Even the known exoplanets are in the game.
 
This is all going rather off-topic. Anyway (and these are all complete opinions since there's precious little evidence)...

Life elsewhere - very, very likely. We're talking any life here, even if it's just single celled.

Complex (multicellular) life - pretty likely. It's a big universe. It took an awful long time to appear on Earth though.

Intelligent life - probable but I doubt you'll bump into it on every other inhabitable planet. Perhaps a few hundred throughout the galaxy.

Technological intelligent life - The whole universe is big enough that it surely exists somewhere but whether this galaxy is or not I'm not so sure. I'd hope so. It would have to be reasonably nearby I think for us to be able to detect it even if it's using radio, and we've no idea how likely changing to something else, or self-destruction, is for such a society. I'm not surprised SETI hasn't found anything.

All complete and utter speculation that time may well eventually prove to be completely wrong of course.
 
This is all going rather off-topic. Anyway (and these are all complete opinions since there's precious little evidence)...

Life elsewhere - very, very likely. We're talking any life here, even if it's just single celled.

Complex (multicellular) life - pretty likely. It's a big universe. It took an awful long time to appear on Earth though.

Intelligent life - probable but I doubt you'll bump into it on every other inhabitable planet.
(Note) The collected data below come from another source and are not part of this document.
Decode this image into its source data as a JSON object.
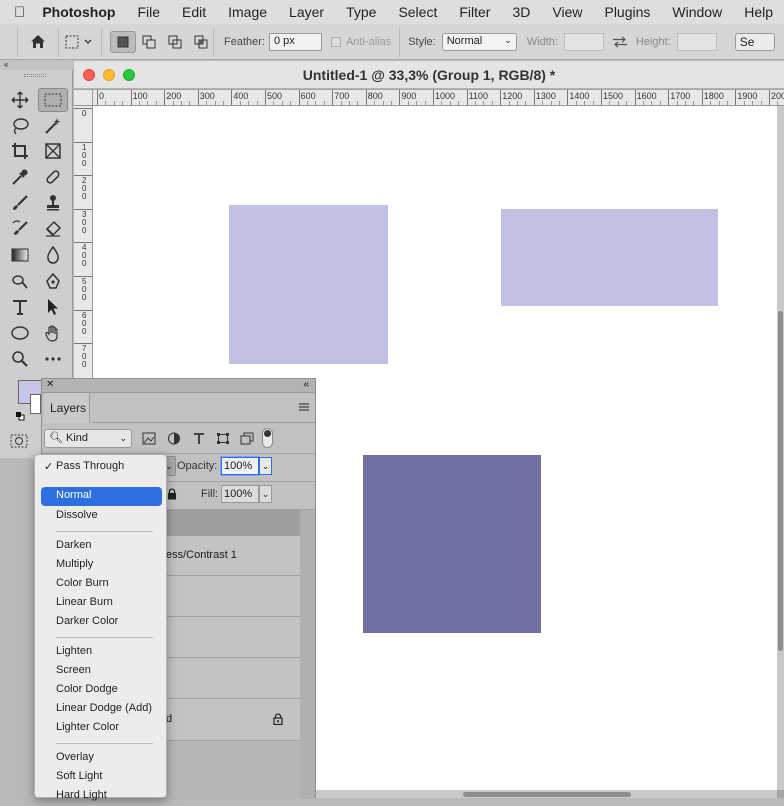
{
  "menubar": {
    "app_name": "Photoshop",
    "items": [
      "File",
      "Edit",
      "Image",
      "Layer",
      "Type",
      "Select",
      "Filter",
      "3D",
      "View",
      "Plugins",
      "Window",
      "Help"
    ]
  },
  "options_bar": {
    "feather_label": "Feather:",
    "feather_value": "0 px",
    "antialias_label": "Anti-alias",
    "style_label": "Style:",
    "style_value": "Normal",
    "width_label": "Width:",
    "height_label": "Height:",
    "select_mask_label": "Se"
  },
  "document": {
    "title": "Untitled-1 @ 33,3% (Group 1, RGB/8) *",
    "h_ruler_ticks": [
      "0",
      "100",
      "200",
      "300",
      "400",
      "500",
      "600",
      "700",
      "800",
      "900",
      "1000",
      "1100",
      "1200",
      "1300",
      "1400",
      "1500",
      "1600",
      "1700",
      "1800",
      "1900",
      "200"
    ],
    "v_ruler_ticks": [
      "0",
      "100",
      "200",
      "300",
      "400",
      "500",
      "600",
      "700"
    ]
  },
  "canvas_shapes": [
    {
      "name": "light-rectangle-1",
      "color": "#c0c1e4"
    },
    {
      "name": "light-rectangle-2",
      "color": "#c0c1e4"
    },
    {
      "name": "dark-rectangle",
      "color": "#6f71a2"
    }
  ],
  "colors": {
    "foreground": "#c5c6ea",
    "background": "#ffffff",
    "highlight": "#2d6fe0"
  },
  "layers_panel": {
    "tab_label": "Layers",
    "filter_kind": "Kind",
    "opacity_label": "Opacity:",
    "opacity_value": "100%",
    "fill_label": "Fill:",
    "fill_value": "100%",
    "layer_fragments": [
      "ess/Contrast 1",
      "d"
    ]
  },
  "blend_menu": {
    "checked_label": "Pass Through",
    "highlighted": "Normal",
    "items": [
      "Pass Through",
      "Normal",
      "Dissolve",
      "Darken",
      "Multiply",
      "Color Burn",
      "Linear Burn",
      "Darker Color",
      "Lighten",
      "Screen",
      "Color Dodge",
      "Linear Dodge (Add)",
      "Lighter Color",
      "Overlay",
      "Soft Light",
      "Hard Light"
    ]
  }
}
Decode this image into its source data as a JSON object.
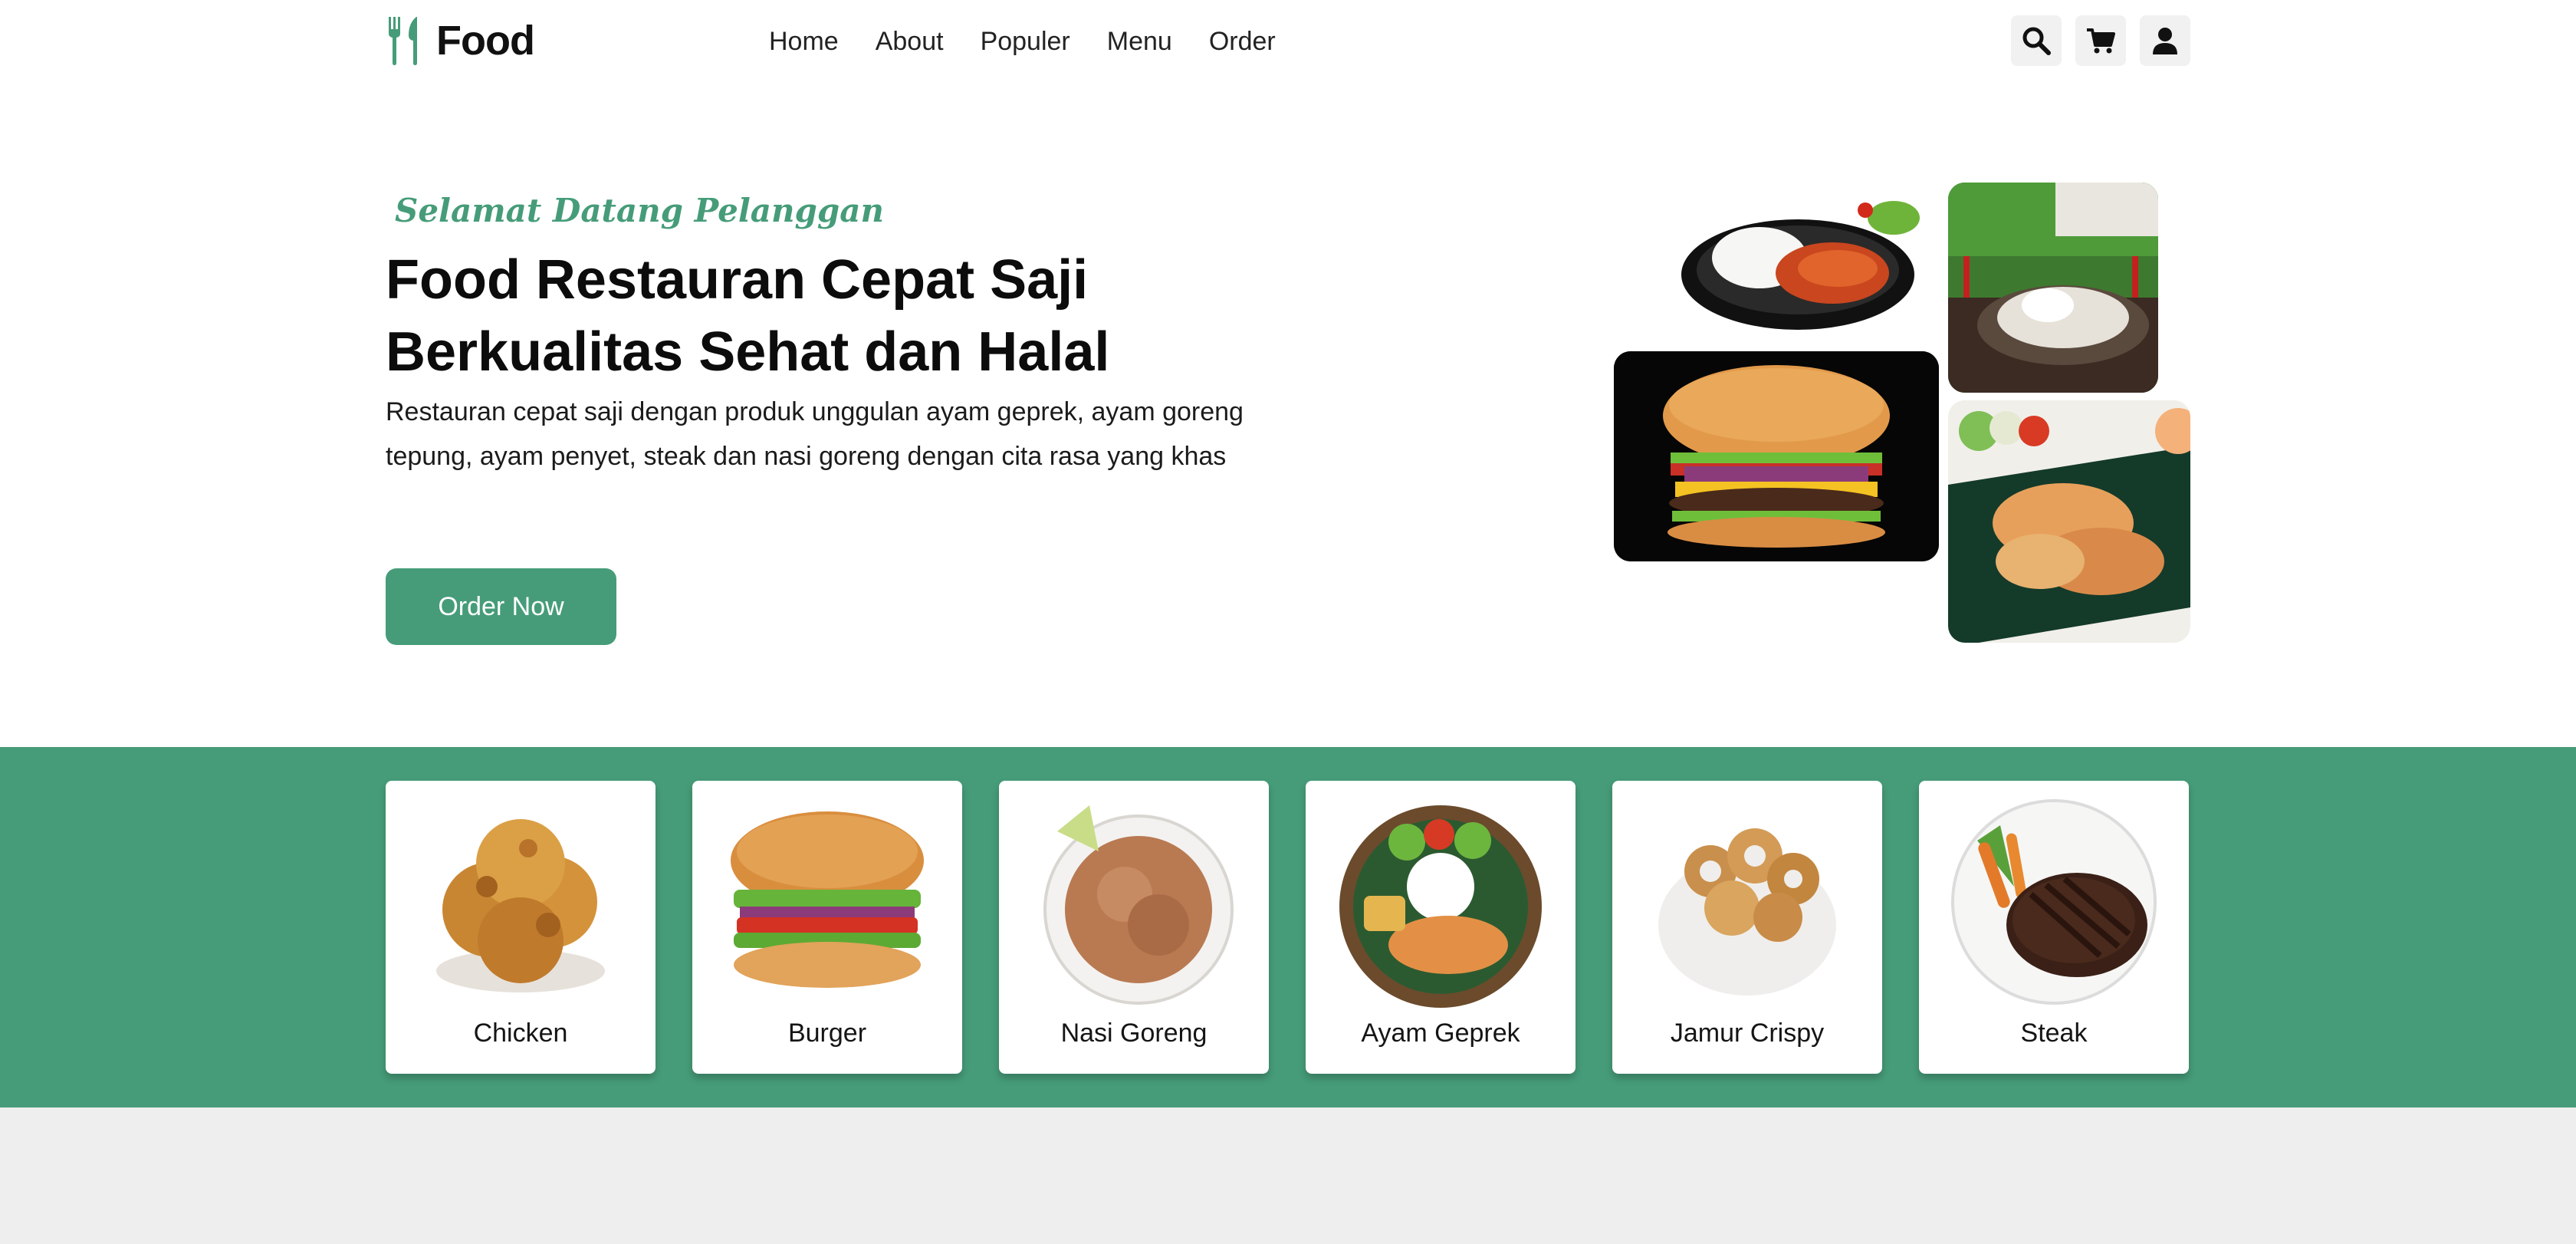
{
  "brand": {
    "name": "Food",
    "accent": "#469c79"
  },
  "nav": {
    "items": [
      "Home",
      "About",
      "Populer",
      "Menu",
      "Order"
    ]
  },
  "actions": {
    "icons": [
      "search-icon",
      "cart-icon",
      "user-icon"
    ]
  },
  "hero": {
    "subtitle": "Selamat Datang Pelanggan",
    "title_line1": "Food Restauran Cepat Saji",
    "title_line2": "Berkualitas Sehat dan Halal",
    "description": "Restauran cepat saji dengan produk unggulan ayam geprek, ayam goreng tepung, ayam penyet, steak dan nasi goreng dengan cita rasa yang khas",
    "cta_label": "Order Now"
  },
  "categories": [
    {
      "label": "Chicken"
    },
    {
      "label": "Burger"
    },
    {
      "label": "Nasi Goreng"
    },
    {
      "label": "Ayam Geprek"
    },
    {
      "label": "Jamur Crispy"
    },
    {
      "label": "Steak"
    }
  ]
}
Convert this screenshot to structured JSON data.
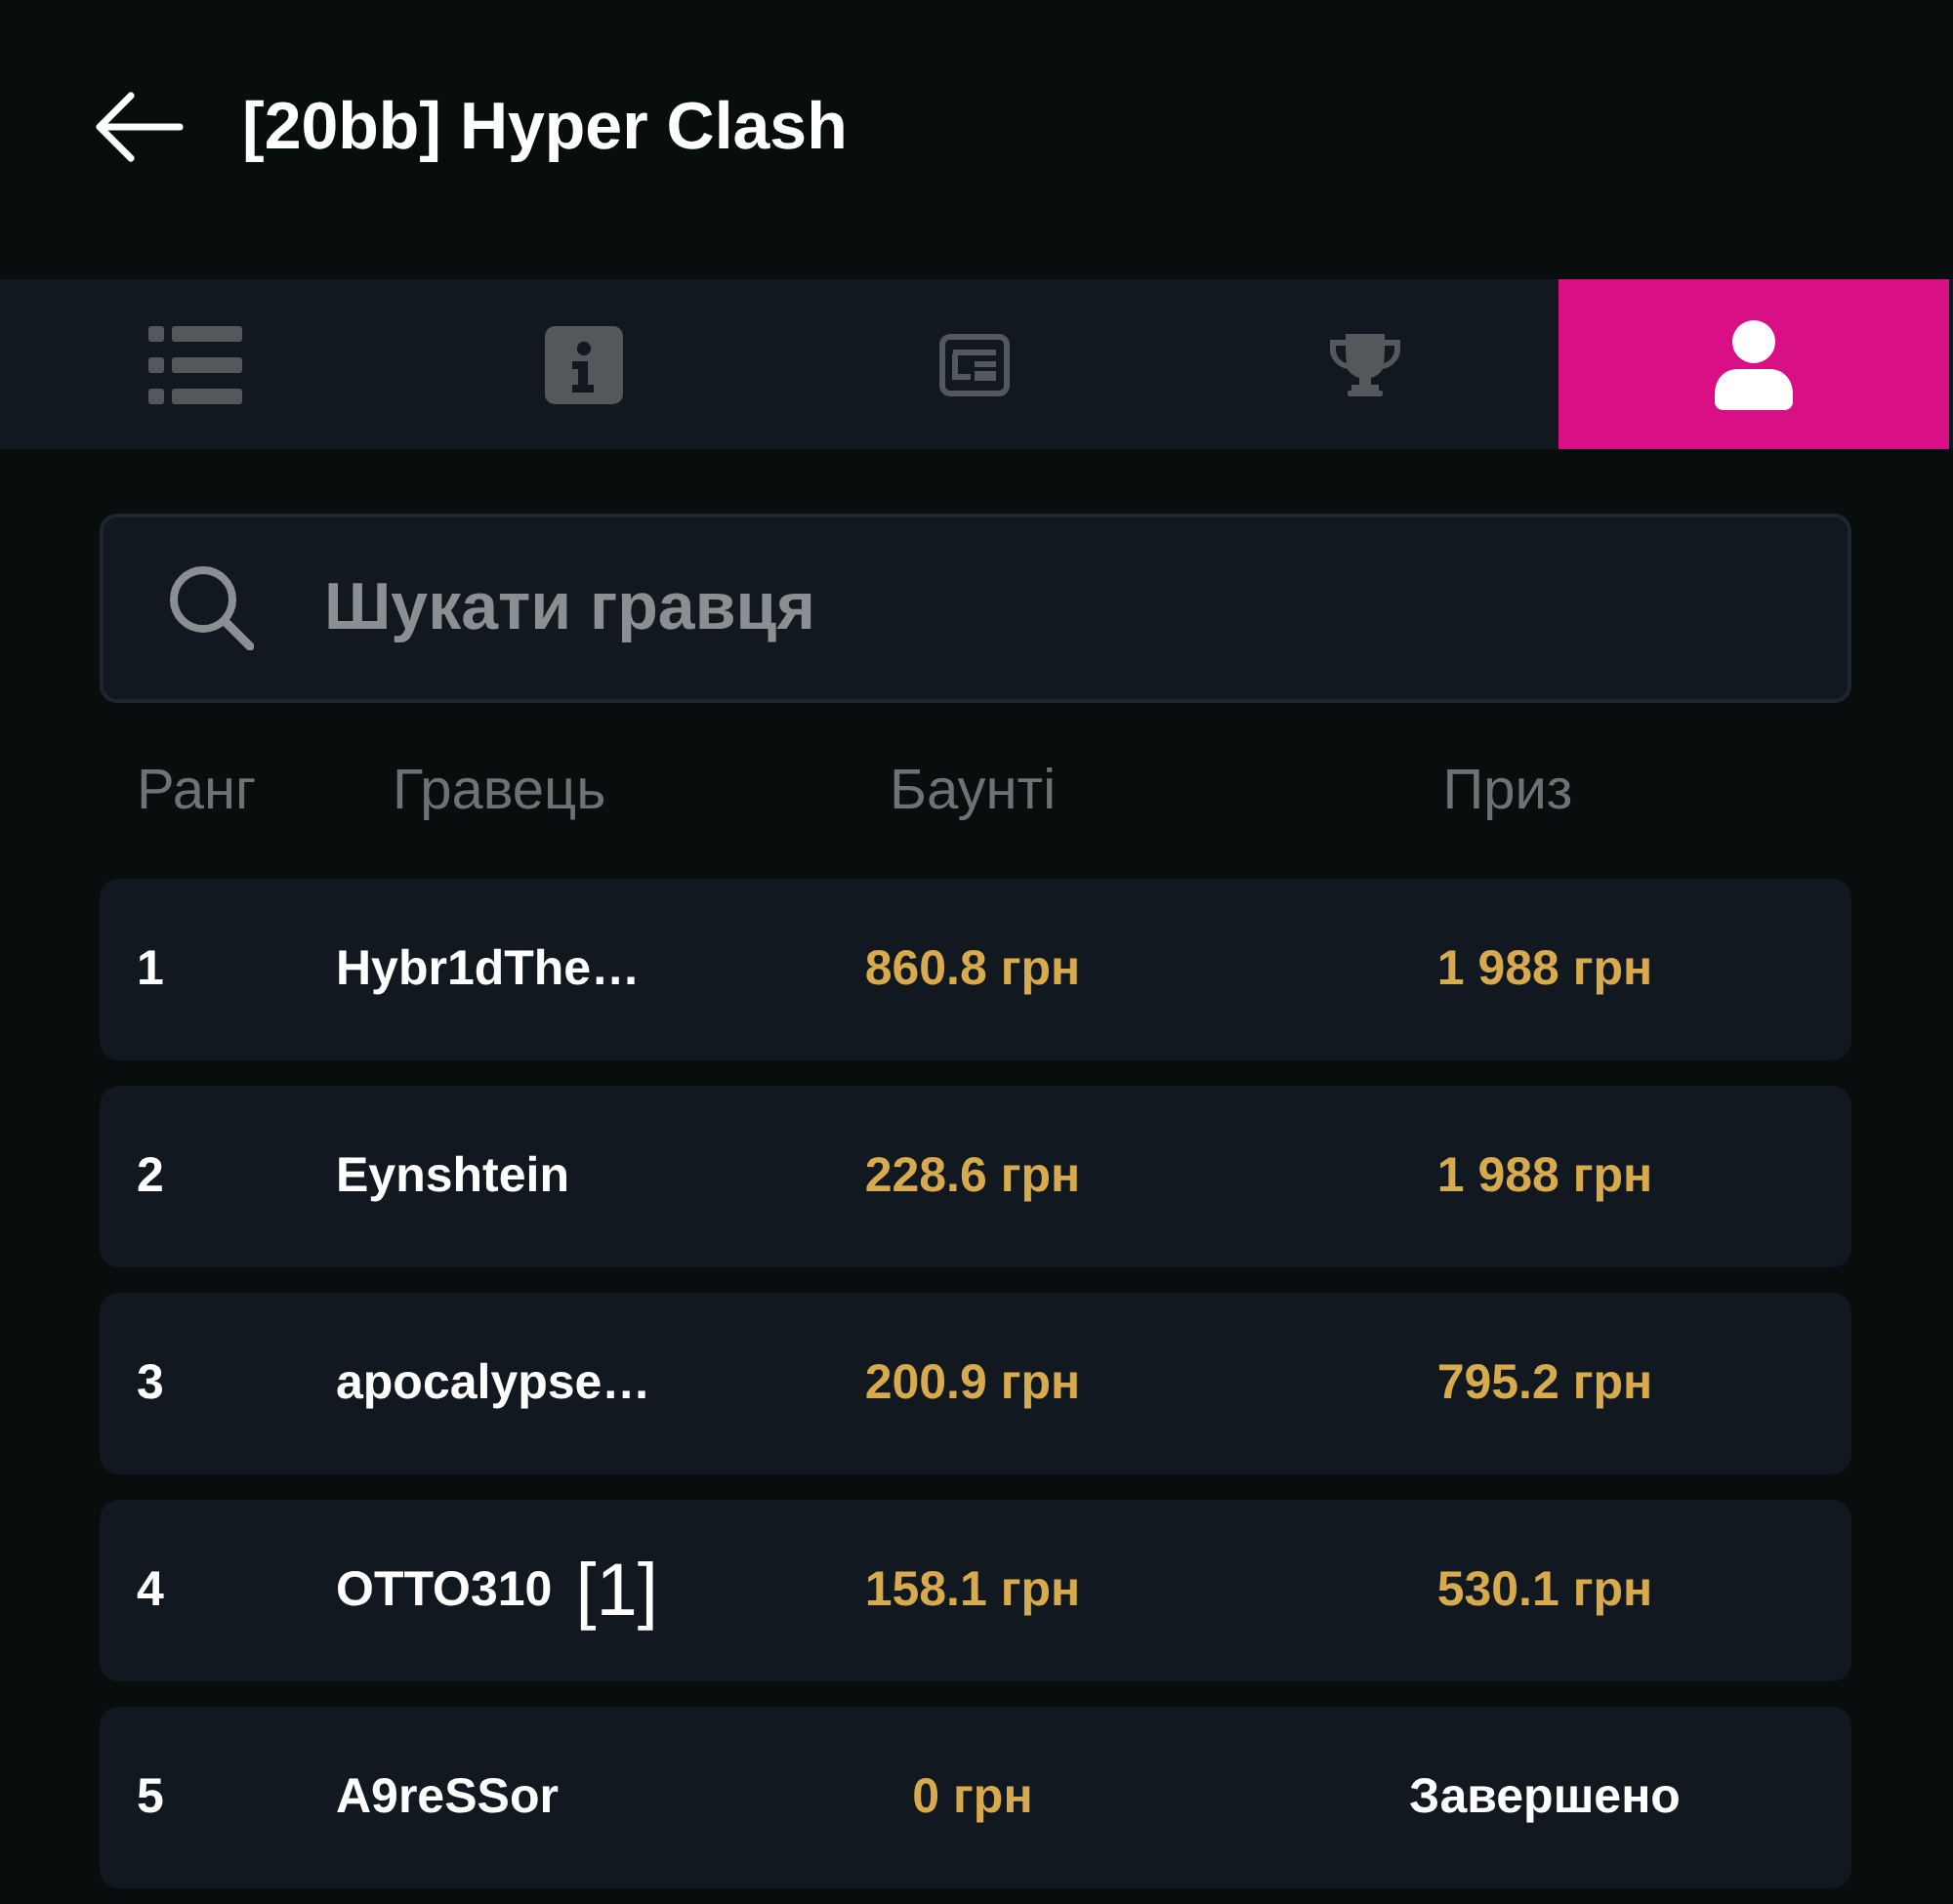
{
  "header": {
    "title": "[20bb] Hyper Clash"
  },
  "tabs": [
    {
      "selected": false
    },
    {
      "selected": false
    },
    {
      "selected": false
    },
    {
      "selected": false
    },
    {
      "selected": true
    }
  ],
  "search": {
    "placeholder": "Шукати гравця"
  },
  "table": {
    "columns": [
      "Ранг",
      "Гравець",
      "Баунті",
      "Приз"
    ],
    "rows": [
      {
        "kind": "paid",
        "rank": "1",
        "player": "Hybr1dThe…",
        "bounty": "860.8 грн",
        "prize": "1 988 грн"
      },
      {
        "kind": "paid",
        "rank": "2",
        "player": "Eynshtein",
        "bounty": "228.6 грн",
        "prize": "1 988 грн"
      },
      {
        "kind": "paid",
        "rank": "3",
        "player": "apocalypse…",
        "bounty": "200.9 грн",
        "prize": "795.2 грн"
      },
      {
        "kind": "paid",
        "rank": "4",
        "player": "OTTO310",
        "tag": "[1]",
        "bounty": "158.1 грн",
        "prize": "530.1 грн"
      },
      {
        "kind": "finished",
        "rank": "5",
        "player": "A9reSSor",
        "bounty": "0 грн",
        "prize": "Завершено"
      }
    ]
  }
}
Perhaps a few hundred throughout the galaxy.

Technological intelligent life - The whole universe is big enough that it surely exists somewhere but whether this galaxy is or not I'm not so sure. I'd hope so. It would have to be reasonably nearby I think for us to be able to detect it even if it's using radio, and we've no idea how likely changing to something else, or self-destruction, is for such a society. I'm not surprised SETI hasn't found anything.

All complete and utter speculation that time may well eventually prove to be completely wrong of course.

I use to say.
Iam not scared if there is intelligent life out there.
What scares me is ,,, Are we the only life in this infanity vaste huge universe,,,,,,
And I doubt it. Iam sure there is life in many different ways. Highly evolved, intelligent, from our perspective, to the small single cell. The universe is full of life :)
 
Do we know of any stars in any other galaxies?

Well we know they are there obviously, as that's what galaxies mainly consist of.

In terms of individual stars in other galaxies - it's mostly the extremely massive ones that have blown themselves apart in supernovae, as those are easily detected.